Issue Report Resolution Time Prediction
Name
Myroslava Stavnycha
Abstract
Abstract:
Prediction of the resolution time of an issue report has always been an important, but difficult, task. The primary purpose of this study is to build a model that predicts the resolution time of incoming issue reports based on past issue report data. Moreover, additional goals of the research are to determine which existing approaches of resolution time prediction yield the highest levels of accuracy, and which features of issue reports are essential for prediction. The approach chosen for building an issue resolution time prediction model was to improve currently existing models applying additional reports pre-processing. The project was designed to analyse, combine, compare and improve different techniques of resolution time prediction. This includes k-means clustering, k-nearest neighbor classification, Naïve Bayes classification, decision trees, random forest and others, in order to achieve the best results with regards to prediction accuracy. For conducting the current research, data was collected from a repository of the Estonian company Fortumo OÜ. The data provided by Fortumo contained actual resolution times of 2125 issues from 25 Apr 2011 till 1 Jan 2015 along with initial time estimates made by Fortumo employees.

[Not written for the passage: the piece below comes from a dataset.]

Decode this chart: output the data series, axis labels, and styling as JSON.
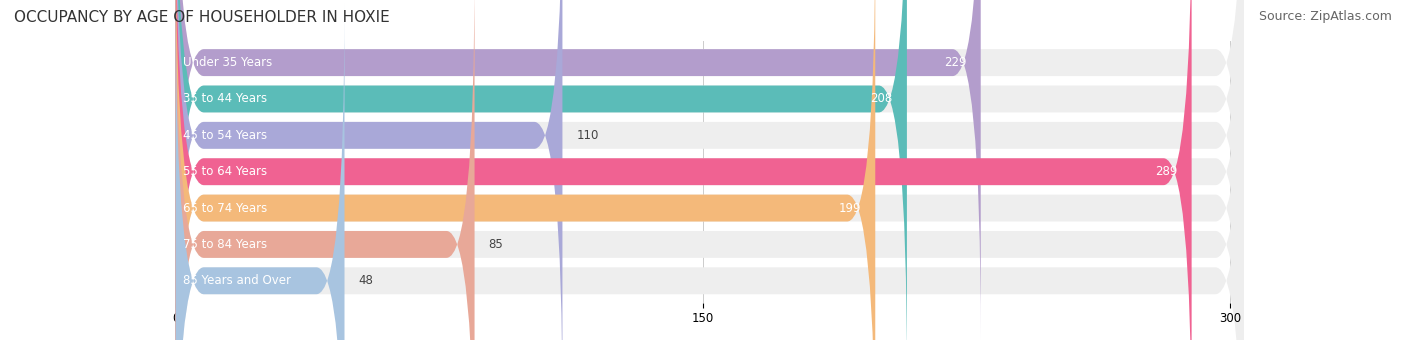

The data from the repository indicates that around 50% of the time estimates made by Fortumo employees fall into the range of ±10% of the actual resolution time. In addition, 67% of experts’ estimates have absolute error ≤ 0.5 hour. Existing proposed approaches don’t increase the predictive quality. On the contrary, proposed methods bring worse results. Random Forest and Ordered Logistic Regression, as the best among the proposed models, still produced a prediction quality 12-20% worse than the estimates of the experts. After improvement of the best performing approaches, meta-information-based models yielded a better accuracy than proposed models by up to 5%. However, text-based models produced a higher prediction quality, approximately up to 20% better than estimates made by experts.
Keywords:
Machine learning, data mining, prediction, k-means, k-nearest neighbours, random forest, ordered logistic regression, Naïve Bayes classifier, latent semantic analysis, issue report, resolution time
Graduation Thesis language
English
Graduation Thesis type
Master - Software Engineering
Supervisor(s)
Dietmar Pfahl
Defence year
2015